Dans le sillage de son patron et gourou, Franck Riboud, Danone fait feu de tout bois en matière de développement durable. Si certaines activités prêtent toujours le flan à quelques critiques écologiques, le dynamisme du groupe dans le développement durable dépasse de loin les actions sans lendemain et autres tentatives désespérées de greenwashing.
Au vu des différents projets, on peut difficilement nier l’investissement financier et stratégique du célèbre vendeur de yaourts dans le développement durable.

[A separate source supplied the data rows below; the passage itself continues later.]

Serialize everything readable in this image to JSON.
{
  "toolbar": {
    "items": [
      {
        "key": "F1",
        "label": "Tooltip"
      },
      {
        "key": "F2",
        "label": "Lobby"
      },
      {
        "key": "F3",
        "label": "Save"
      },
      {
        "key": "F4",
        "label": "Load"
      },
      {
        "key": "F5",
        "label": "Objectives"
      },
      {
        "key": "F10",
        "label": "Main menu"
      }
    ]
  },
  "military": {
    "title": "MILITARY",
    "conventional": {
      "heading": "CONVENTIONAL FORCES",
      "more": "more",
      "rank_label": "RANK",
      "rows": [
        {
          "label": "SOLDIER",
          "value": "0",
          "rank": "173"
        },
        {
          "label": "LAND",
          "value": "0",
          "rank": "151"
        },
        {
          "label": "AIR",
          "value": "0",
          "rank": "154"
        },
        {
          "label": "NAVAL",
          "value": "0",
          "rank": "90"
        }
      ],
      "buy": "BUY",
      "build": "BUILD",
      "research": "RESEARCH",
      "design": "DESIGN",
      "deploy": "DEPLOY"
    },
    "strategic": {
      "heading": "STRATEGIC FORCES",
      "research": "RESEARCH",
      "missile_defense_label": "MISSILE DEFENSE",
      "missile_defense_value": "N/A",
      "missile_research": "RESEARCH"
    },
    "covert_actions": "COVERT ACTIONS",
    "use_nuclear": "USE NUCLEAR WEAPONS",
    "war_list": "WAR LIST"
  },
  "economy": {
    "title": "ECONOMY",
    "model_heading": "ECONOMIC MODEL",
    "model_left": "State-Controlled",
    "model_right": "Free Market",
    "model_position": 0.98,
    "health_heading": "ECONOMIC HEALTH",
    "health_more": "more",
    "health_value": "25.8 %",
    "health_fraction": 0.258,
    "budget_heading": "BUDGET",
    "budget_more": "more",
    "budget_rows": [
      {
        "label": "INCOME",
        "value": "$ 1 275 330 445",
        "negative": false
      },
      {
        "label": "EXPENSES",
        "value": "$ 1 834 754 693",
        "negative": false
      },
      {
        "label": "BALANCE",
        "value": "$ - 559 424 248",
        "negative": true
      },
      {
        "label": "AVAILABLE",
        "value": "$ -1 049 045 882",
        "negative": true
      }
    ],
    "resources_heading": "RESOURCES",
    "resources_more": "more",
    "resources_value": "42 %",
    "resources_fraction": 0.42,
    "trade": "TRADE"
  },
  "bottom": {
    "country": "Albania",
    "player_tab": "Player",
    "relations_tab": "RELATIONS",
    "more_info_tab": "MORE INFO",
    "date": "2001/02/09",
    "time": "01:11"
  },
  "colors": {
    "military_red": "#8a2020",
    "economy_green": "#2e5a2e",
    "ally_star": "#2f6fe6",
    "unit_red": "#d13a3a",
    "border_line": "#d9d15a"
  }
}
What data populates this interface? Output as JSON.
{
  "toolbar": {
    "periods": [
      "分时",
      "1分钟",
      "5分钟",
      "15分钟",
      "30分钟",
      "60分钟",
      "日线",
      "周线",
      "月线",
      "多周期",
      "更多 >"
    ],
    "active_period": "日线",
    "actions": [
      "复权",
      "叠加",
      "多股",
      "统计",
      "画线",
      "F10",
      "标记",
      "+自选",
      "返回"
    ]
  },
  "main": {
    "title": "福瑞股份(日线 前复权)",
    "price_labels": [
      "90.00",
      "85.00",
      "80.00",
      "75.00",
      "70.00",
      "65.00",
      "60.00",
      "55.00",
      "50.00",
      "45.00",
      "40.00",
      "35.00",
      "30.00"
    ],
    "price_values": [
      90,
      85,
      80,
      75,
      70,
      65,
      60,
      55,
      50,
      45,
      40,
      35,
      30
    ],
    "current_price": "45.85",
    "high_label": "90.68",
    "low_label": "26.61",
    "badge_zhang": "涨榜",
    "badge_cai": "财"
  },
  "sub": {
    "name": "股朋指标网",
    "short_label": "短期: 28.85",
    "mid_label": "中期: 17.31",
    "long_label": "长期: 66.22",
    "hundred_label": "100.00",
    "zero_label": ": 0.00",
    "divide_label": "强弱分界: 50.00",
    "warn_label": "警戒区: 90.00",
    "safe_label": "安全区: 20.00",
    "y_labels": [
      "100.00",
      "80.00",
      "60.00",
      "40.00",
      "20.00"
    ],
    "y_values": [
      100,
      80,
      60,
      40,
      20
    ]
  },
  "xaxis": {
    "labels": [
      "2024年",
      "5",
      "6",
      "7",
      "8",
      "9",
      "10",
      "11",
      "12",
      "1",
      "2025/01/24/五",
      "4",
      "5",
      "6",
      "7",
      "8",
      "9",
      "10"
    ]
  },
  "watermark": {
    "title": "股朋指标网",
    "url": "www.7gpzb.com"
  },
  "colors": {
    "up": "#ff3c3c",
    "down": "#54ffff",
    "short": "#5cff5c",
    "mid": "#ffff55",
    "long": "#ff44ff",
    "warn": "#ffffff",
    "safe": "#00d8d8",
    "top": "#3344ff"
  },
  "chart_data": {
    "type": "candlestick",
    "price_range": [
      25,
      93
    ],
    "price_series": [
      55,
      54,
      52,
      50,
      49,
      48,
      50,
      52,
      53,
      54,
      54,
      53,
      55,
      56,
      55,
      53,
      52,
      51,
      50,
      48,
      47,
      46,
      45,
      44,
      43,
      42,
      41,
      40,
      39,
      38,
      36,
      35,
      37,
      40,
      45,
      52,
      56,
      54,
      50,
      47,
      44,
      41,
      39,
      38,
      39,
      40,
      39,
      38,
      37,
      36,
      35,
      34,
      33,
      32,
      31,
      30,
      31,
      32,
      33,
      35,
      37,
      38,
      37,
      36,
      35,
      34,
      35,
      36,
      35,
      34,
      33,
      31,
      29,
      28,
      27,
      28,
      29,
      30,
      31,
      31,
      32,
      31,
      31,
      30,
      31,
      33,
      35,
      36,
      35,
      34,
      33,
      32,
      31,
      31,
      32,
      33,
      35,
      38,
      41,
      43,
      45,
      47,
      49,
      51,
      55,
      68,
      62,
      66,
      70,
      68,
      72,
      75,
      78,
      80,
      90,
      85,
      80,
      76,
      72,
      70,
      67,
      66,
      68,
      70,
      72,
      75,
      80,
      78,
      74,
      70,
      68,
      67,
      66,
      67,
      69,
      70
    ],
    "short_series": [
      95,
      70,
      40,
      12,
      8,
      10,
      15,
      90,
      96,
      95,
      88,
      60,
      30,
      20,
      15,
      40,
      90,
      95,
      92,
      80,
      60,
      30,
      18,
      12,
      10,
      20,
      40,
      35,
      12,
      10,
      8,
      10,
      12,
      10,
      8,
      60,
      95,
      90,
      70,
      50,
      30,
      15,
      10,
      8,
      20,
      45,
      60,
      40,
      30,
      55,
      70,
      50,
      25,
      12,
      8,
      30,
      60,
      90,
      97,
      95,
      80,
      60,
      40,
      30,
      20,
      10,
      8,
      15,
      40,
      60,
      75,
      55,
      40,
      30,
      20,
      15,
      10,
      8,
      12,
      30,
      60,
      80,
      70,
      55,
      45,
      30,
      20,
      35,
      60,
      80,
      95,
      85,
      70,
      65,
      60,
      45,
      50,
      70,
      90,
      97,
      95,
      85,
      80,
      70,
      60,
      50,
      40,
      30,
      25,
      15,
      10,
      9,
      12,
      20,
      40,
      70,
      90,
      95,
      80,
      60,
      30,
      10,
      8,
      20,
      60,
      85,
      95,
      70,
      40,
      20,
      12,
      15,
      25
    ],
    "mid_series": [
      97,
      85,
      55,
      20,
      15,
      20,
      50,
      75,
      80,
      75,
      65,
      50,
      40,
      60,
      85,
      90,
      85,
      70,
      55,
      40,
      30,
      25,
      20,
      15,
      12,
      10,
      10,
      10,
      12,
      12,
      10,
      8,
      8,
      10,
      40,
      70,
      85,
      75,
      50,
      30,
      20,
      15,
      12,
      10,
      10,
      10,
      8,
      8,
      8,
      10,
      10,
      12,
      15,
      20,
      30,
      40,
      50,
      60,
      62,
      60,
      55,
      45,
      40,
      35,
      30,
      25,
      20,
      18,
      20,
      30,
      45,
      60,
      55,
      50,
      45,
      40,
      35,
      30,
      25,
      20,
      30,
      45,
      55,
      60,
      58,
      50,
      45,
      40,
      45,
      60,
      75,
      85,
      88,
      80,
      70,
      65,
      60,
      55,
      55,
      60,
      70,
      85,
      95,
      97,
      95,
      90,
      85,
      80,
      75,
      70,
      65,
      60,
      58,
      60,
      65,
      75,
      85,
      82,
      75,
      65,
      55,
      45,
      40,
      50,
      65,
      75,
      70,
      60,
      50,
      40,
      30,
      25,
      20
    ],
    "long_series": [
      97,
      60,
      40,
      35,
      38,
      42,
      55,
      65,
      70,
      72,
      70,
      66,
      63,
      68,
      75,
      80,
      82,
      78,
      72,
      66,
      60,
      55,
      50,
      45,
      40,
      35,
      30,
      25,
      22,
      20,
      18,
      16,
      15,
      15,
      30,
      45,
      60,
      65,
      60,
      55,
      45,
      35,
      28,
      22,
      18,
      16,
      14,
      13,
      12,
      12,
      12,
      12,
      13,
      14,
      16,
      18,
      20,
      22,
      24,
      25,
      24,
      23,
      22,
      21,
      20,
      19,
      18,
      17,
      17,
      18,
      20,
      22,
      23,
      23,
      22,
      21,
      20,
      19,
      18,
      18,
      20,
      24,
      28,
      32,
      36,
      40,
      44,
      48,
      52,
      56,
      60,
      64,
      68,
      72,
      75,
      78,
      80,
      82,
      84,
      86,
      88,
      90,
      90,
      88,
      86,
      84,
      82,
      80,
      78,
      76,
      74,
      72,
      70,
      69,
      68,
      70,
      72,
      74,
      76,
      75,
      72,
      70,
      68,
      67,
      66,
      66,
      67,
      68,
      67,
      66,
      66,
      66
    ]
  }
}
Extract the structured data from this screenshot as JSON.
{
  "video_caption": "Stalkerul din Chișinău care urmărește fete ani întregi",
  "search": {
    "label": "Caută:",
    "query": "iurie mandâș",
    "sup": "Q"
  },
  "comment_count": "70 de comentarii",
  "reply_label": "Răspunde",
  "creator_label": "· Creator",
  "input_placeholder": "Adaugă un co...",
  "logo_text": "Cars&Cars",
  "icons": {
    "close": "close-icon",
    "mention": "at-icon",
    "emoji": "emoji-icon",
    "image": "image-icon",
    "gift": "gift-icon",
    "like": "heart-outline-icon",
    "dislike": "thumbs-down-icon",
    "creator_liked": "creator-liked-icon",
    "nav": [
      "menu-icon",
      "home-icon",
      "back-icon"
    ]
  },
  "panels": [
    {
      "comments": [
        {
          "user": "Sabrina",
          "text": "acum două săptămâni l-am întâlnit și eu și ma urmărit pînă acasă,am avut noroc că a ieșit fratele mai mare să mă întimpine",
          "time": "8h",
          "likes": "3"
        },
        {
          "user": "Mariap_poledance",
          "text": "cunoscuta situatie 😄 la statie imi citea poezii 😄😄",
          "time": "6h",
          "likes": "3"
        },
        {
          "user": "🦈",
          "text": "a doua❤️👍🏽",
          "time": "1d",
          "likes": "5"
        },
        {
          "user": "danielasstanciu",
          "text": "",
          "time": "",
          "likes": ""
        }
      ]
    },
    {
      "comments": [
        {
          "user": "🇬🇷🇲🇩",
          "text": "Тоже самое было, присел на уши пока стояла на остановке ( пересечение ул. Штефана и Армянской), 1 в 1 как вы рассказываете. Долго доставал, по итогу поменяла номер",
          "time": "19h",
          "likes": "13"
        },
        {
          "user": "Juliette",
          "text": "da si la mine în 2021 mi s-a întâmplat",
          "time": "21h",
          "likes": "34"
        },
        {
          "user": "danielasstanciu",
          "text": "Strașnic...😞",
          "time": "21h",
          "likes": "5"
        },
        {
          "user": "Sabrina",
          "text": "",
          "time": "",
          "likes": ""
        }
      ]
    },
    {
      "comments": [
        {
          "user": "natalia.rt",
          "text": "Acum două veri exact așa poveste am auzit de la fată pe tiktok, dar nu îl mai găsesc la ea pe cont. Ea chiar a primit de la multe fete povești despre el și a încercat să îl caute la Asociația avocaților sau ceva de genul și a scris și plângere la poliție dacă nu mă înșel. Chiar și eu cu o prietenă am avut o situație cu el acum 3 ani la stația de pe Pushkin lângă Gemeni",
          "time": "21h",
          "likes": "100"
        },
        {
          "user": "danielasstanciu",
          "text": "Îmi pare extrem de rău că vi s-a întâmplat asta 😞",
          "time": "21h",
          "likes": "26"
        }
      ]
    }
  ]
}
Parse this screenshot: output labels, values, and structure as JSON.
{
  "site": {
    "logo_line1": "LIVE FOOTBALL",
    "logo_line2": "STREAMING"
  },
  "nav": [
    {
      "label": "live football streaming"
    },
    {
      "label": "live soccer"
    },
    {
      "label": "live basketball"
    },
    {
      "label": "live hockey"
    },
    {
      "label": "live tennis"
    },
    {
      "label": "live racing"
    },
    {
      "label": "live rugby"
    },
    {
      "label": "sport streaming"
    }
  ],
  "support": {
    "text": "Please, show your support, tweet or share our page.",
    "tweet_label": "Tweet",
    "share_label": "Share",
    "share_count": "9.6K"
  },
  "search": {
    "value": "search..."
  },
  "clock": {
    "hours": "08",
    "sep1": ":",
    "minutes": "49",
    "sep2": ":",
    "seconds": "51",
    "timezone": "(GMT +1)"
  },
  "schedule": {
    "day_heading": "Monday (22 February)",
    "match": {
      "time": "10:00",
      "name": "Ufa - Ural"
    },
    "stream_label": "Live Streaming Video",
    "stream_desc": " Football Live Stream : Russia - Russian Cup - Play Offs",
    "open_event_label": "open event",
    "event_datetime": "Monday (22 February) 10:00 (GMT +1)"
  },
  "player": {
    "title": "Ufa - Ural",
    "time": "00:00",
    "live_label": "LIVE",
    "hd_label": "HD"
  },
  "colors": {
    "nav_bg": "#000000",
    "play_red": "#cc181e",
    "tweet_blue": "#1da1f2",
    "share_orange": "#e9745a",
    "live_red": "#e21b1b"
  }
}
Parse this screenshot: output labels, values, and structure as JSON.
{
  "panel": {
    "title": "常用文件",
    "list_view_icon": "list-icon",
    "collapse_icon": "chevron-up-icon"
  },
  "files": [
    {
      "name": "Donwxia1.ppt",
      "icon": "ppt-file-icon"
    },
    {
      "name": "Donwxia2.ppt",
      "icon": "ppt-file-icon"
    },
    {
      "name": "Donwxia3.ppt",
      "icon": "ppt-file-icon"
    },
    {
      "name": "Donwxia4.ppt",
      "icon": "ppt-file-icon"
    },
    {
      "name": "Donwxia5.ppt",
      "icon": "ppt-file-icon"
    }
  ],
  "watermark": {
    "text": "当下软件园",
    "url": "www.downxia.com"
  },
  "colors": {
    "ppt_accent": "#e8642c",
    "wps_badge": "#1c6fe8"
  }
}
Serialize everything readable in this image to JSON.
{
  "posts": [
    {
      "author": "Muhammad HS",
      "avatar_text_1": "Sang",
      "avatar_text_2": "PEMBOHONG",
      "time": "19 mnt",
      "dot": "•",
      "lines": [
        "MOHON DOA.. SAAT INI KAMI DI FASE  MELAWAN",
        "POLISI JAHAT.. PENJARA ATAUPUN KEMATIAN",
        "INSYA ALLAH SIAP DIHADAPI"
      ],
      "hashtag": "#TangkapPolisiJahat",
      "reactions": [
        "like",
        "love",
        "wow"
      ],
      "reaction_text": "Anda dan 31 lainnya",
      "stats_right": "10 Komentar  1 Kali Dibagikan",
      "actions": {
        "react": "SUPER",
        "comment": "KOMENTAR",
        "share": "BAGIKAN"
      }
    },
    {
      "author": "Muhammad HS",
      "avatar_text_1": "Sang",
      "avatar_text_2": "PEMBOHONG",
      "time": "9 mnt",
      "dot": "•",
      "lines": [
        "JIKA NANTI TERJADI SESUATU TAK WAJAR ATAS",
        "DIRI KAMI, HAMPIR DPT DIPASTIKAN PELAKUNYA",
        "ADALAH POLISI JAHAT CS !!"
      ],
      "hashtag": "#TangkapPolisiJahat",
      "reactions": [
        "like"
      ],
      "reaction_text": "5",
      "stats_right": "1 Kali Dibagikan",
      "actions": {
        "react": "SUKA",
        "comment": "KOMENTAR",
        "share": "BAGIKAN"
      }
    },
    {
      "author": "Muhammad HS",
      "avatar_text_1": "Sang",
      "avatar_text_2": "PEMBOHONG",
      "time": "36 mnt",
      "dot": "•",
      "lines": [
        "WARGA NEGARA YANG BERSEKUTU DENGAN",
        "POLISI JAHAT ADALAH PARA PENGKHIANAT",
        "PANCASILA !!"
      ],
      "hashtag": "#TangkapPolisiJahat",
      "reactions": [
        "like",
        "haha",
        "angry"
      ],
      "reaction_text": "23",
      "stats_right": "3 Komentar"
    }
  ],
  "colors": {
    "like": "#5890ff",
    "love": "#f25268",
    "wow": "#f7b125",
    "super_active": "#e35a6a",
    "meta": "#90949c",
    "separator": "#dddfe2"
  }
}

Avec le pôle Danone Nature, par exemple, se sont développés de nouveaux modes de compensation carbone (grandes plantations de mangrove pour capter le CO2, réduction des émissions de méthane des vaches, etc…). Encore plus parlant, un investissement de 100 à 150 millions d’euros sur 5 ans a été affecté, depuis 2008, à un fond d’investissement baptisé Ecosystème. Une somme qui permettra de dynamiser les entreprises impactées par les activités de Danone (éleveurs, agriculteurs, etc…) et dont la bonne santé profitera à l’entreprise du CAC40. Un éleveur qui produit efficacement du lait de qualité, c’est du bénéfice en perspective pour Danone. Enfin, avec Danone Communities, le groupe entend inventer et développer de nouveaux business modèles.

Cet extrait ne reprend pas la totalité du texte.